Abstract 2509: Blockage of angiotensin II type 1 receptor (AGTR1) inhibits epithelial-mesenchymal transition (EMT) and tumor growth in breast cancer

The angiotensin II type I receptor (AGTR1) has been implicated in diverse aspects of human disease, from the regulation of blood pressure and cardiovascular homeostasis. A recent study has reported pathogenic overexpression of the angiotensin II type 1 receptor (AGTR1) in breast cancers. We sought to investigate the effect of losartan, an angiotensin II receptor blocker on cell proliferation, epithelial-mesenchymal transition (EMT), angiogenesis and tumor growth in breast cancer. Overexpression of AGTR1 was associated with accelerated cell proliferation, concomitant with increased expression of survival factors including poly(ADP-ribose) polymerase (PARP) and X-linked inhibitor of apoptosis (XIAP), as well as extracellular signal-regulated kinase (ERK) activation. AGTR1-overexpressing MCF7 cells were more aggressive than their parent line, with significantly increased activity in migration and invasion assays. These observations were associated with changes in EMT markers, including reduced E-cadherin expression and increased p-Smad3, Smad4 and Snail levels. Treatment with the AGTR1 antagonist losartan attenuated these effects in vitro. To confirm the physiological relevance of our in vitro observations, we examined the effect of losartan on tumor growth using a mammary fat pad xenograft model with the AGTR1-overexpressing cells. Losartan administration resulted in a significant reduction in tumor growth and a significant decrease in the number of Ki-67-positive cells in the AGTR1-overexpressing xenograft tumors. Losartan administration notably upregulated E-cadherin and suppressed vimentin expression. Furthermore, microvessel density analysis revealed that the number of CD31-positive microvessels in both the peritumoral and intratumoral areas was significantly decreased in the losartan-treated groups.

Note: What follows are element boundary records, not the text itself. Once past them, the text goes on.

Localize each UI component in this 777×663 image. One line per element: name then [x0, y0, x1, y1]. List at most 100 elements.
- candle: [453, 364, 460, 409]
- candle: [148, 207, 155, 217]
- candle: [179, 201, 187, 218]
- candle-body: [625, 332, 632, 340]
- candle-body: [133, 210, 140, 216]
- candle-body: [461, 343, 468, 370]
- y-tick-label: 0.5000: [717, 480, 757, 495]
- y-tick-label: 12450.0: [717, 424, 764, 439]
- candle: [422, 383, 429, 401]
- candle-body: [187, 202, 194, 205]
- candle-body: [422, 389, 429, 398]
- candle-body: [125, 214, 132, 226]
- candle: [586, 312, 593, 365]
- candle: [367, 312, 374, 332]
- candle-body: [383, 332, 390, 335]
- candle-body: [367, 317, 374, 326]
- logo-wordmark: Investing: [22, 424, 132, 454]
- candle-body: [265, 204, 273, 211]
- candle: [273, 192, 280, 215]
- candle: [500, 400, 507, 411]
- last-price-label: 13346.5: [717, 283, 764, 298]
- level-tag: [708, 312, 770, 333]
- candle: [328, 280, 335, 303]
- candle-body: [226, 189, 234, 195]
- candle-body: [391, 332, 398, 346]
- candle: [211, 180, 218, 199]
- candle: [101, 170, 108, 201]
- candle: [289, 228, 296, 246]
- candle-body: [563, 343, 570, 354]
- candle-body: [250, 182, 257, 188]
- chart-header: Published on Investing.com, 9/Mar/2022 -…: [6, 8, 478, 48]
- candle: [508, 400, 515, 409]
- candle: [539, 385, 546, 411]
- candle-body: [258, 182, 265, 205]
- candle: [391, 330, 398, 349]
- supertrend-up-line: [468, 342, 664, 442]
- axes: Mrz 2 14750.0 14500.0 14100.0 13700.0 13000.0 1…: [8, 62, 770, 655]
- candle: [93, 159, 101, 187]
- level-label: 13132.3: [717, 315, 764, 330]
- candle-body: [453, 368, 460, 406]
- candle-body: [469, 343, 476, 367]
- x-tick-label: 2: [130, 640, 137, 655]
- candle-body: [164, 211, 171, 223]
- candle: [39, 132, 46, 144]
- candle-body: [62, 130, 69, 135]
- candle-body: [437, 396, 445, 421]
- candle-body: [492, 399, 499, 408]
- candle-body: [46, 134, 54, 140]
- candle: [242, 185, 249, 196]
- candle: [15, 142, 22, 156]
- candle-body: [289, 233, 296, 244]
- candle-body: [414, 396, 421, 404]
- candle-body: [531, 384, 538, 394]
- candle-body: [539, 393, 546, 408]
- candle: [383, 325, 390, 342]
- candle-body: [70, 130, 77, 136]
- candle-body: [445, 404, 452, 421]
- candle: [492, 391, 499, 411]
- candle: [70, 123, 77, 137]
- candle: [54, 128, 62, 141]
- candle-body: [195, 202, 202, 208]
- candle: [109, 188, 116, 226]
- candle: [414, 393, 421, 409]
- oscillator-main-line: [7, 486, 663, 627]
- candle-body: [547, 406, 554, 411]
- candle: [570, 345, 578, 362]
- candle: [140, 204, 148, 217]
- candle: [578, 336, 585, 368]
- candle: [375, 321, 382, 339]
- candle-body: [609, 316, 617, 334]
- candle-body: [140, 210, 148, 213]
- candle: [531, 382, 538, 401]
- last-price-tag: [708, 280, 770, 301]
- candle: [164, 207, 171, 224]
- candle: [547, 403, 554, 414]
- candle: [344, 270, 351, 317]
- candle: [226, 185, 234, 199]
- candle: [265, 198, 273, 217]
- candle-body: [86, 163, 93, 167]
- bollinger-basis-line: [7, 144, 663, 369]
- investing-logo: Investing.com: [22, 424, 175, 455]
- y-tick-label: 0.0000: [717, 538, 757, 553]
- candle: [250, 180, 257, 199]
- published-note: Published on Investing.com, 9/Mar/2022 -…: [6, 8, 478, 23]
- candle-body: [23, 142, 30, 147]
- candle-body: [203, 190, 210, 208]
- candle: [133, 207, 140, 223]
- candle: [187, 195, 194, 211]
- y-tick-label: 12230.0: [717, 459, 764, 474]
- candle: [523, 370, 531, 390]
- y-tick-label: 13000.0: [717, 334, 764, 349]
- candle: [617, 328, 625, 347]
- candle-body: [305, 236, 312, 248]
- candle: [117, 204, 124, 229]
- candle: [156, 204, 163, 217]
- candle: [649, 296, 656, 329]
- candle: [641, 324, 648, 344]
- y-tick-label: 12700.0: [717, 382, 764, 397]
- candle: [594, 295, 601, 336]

Our findings support the notion that AGTR1 is a potentially useful diagnostic marker and its inhibition may provide an effective therapeutic strategy for breast cancer treatment. Citation Format: Ji Young Kim, Eunhye Oh, Yoon-Jae Kim, Daeil Sung, Tae-Min Cho, Seojin Jang, Jae Hong Seo. Blockage of angiotensin II type 1 receptor (AGTR1) inhibits epithelial-mesenchymal transition (EMT) and tumor growth in breast cancer [abstract]. In: Proceedings of the American Association for Cancer Research Annual Meeting 2018; 2018 Apr 14-18; Chicago, IL. Philadelphia (PA): AACR; Cancer Res 2018;78(13 Suppl):Abstract nr 2509.